In der Stand-alone-Fassung der Content-Control-Suite stellt diese Funktionen für
signaturbasierte Erkennung und Kontrolle auf der Plattform bereit und ist somit die
Basispaketverarbeitungssoftware für eine große Zahl verschiedener Kont-rollanwendungen. Zu diesen
Anwendungen gehören die Highspeed-Inhaltsanalyse und Kontrolle mit offenem, snort-kompatiblen und
vom Hersteller erweiterten Regelsatz. Signaturen ermöglichen außerdem die Klassifizierung des
IP-Verkehrs basierend auf IPv4- und IPv6-Adressen, Anwendungstypen, QoS-Klassen und
benutzerdefinierten Anwendungssignaturen.
Die Content-Control-Suite stellt außerdem ein Hilfsmittel dar, um komplexe, textbasierte
Protokolle zu entdecken und darauf zu reagieren, und sie bietet Virenentdeckung und Erkennung von
Schadprogrammen innerhalb der Payload.
Wenn Signaturen erkannt werden, lassen sich mithilfe der Suite verschiedene Vorgehensweisen dazu
definieren, wie etwa Alarm, "Weiterleitung wie beabsichtigt", Verwerfen, Umleiten des
Pakets/Datenstroms, Kopieren des Pakets/Datenstroms, Bandbreitenbegrenzung, TOS-Bits (DSCP) setzen
und Log von Trigger-Werten mit/ohne Kopie der Pakete + Offset der Pakete. Zum erforderlichen
Funktionumfang einer entsprechenden Software gehören außerdem Zähler für jeden Zustand, um
Klassifizierungen und zugehörige Bandbreiten zu verfolgen, paket- und flussgestützte Intrusion
Detection und Mitigation, Monitoring über integrierte Webservices (SOAP/XML) und die Bereitstellung
eines direkten Mechanismus zur Bandbreitenzuordnung mit Schwellwerten für gleichzeitige Datenflüsse
oder Datendurchsätze von definierten Anwendungen oder Servicearten sowie gleichzeitige Datenflüsse
oder Datendurchsätze von bestimmten Anwendern (IP-Adresse). Zusätzlich muss eine Funktion zum
Markieren des Datenverkehrs vorhanden sein, um gezielt Prioritäten zur Regelung des
Netzwerkverkehrs setzen zu können, sowie Paket-DSCP-Re-Klassifizierung zum Aufbau eines
hierarchischen QoS. Schließlich ist neben vielen anderen Aufgaben die gleichzeitige Abwicklung von
gesetzlichen Auflagen wie die Unterstützung von Ermittlungsbehörden bei der Verbrechensbekämpfung
(TKÜV) erforderlich.
All dies liegt im Fall der CS-2000-Lösung auf der Basis einer offenen, integrierten
Entwicklungsumgebung vor. Die Programmierbarkeit ist ein zentrales Merkmal eines solchen Systems.

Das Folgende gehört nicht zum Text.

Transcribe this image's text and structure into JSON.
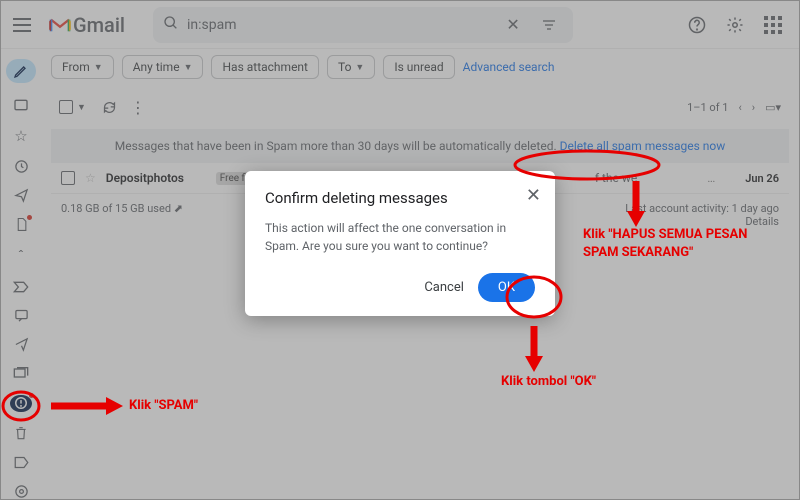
{
  "header": {
    "logo_text": "Gmail",
    "search_value": "in:spam"
  },
  "chips": {
    "from": "From",
    "anytime": "Any time",
    "has_attachment": "Has attachment",
    "to": "To",
    "is_unread": "Is unread",
    "advanced": "Advanced search"
  },
  "toolbar": {
    "count": "1–1 of 1"
  },
  "banner": {
    "text": "Messages that have been in Spam more than 30 days will be automatically deleted.",
    "link": "Delete all spam messages now"
  },
  "rows": [
    {
      "sender": "Depositphotos",
      "badge": "Free files",
      "snippet": "f the we",
      "date": "Jun 26"
    }
  ],
  "footer": {
    "storage": "0.18 GB of 15 GB used",
    "activity": "Last account activity: 1 day ago",
    "details": "Details"
  },
  "modal": {
    "title": "Confirm deleting messages",
    "body": "This action will affect the one conversation in Spam. Are you sure you want to continue?",
    "cancel": "Cancel",
    "ok": "OK"
  },
  "annotations": {
    "spam": "Klik \"SPAM\"",
    "delete_all": "Klik \"HAPUS SEMUA PESAN SPAM SEKARANG\"",
    "ok": "Klik tombol \"OK\""
  }
}
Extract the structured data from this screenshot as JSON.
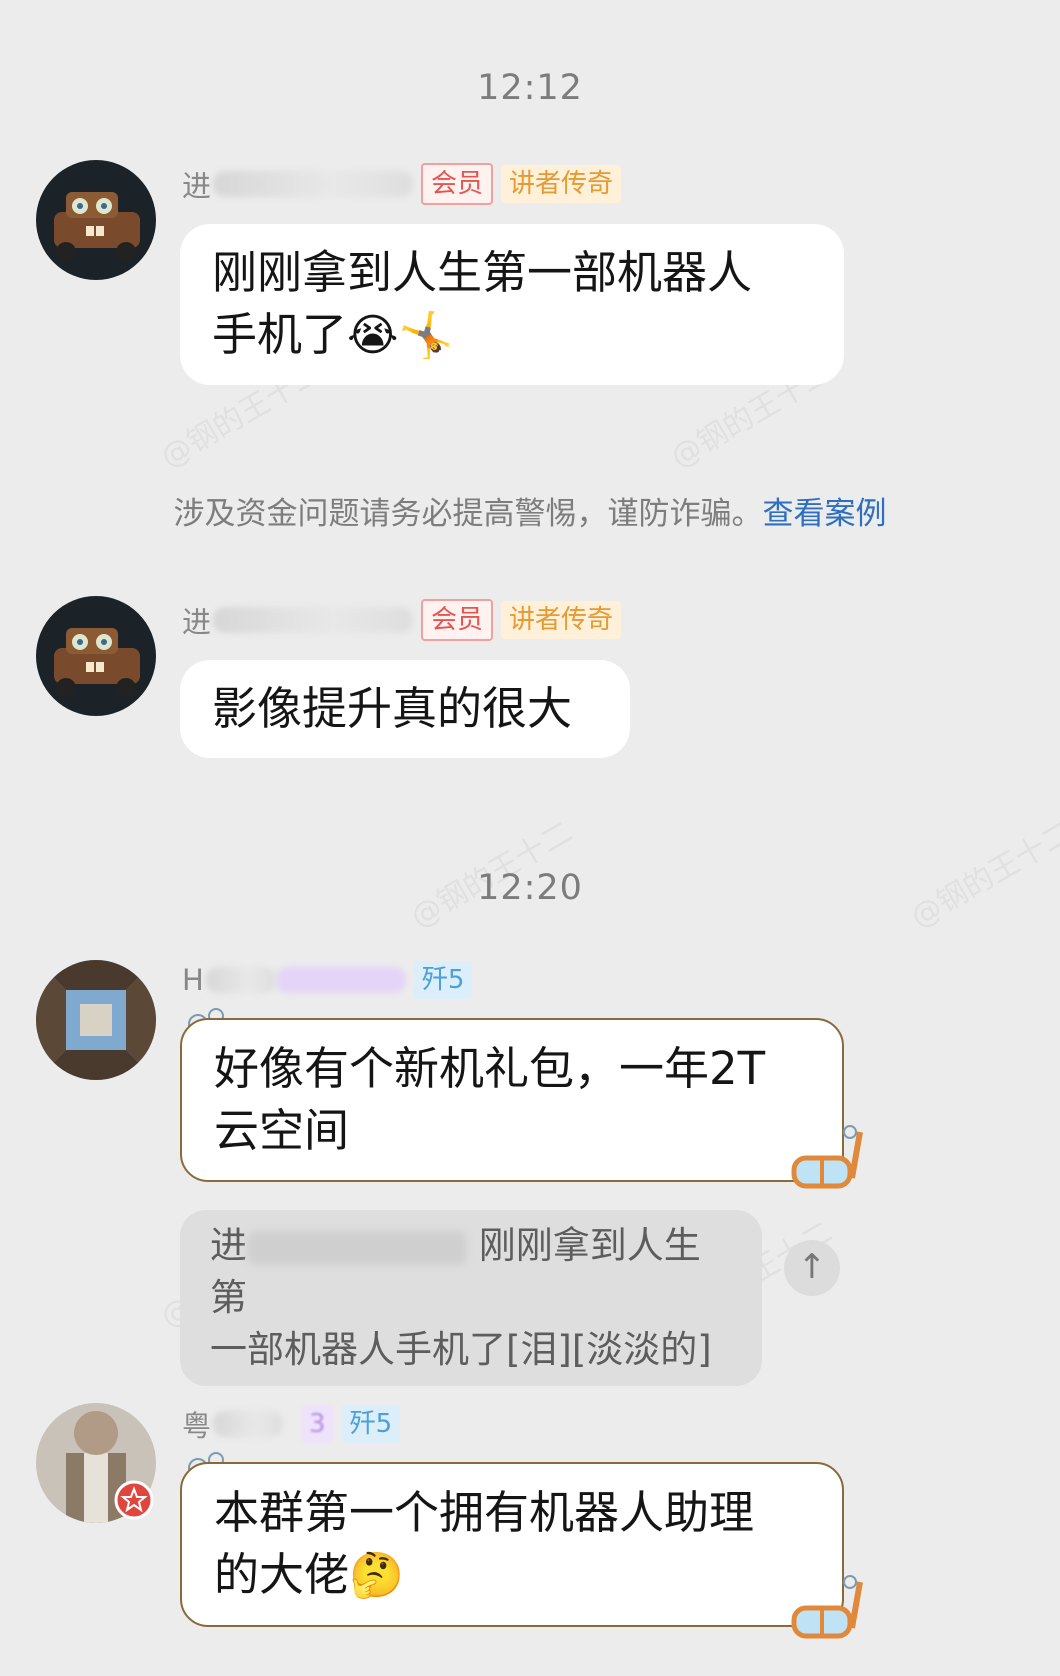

Sie war neben vielen anderen auch der entscheidende Grund dafür, dass sich führende europäische
Service-Provider dafür entschieden haben, Plattformen dieser Art für Ihre "Deep-Packet-Inspection"
-Lösung einzusetzen. Mit einer solchen Plattform wird an sämtlichen Internet-Peering-Points der
Datenverkehr überwacht und das Netzwerk gegen Angriffe geschützt.
Das Leistungsmerkmal der Programmierbarkeit gewährleistet die Flexibilität, wie sie alle Carrier
fordern wird, wenn DPI genutzt werden soll, um mehrere neue, "carrier-spezifische" Dienstmerkmale
zu realisieren. Die Programmierbarkeit erlaubt es, neue Ideen zu testen und zu implementieren, ohne
die Notwendigkeit, hohe Investitionen tätigen zu müssen. Zusätzlich erlaubt sie dem Kunden, schnell
auf Kundenwünsche, Markttrends sowie auf Herausforderungen durch den Mitbewerb zu reagieren
beziehungsweise selbst proaktiv tätig zu werden.
Wichtig ist, dass die Programmierumgebung einfach in Handhabung und Implementierung ist. Diese
Anforderungen wurden zu einer der Hauptforderungen bei Projekten europäischer Service-Provider,
damit deren Systemintegratoren und Entwicklungsingenieure schnell ausgebildet werden können, um
Anwendungen innerhalb kürzester Zeit zu definieren und zu schreiben.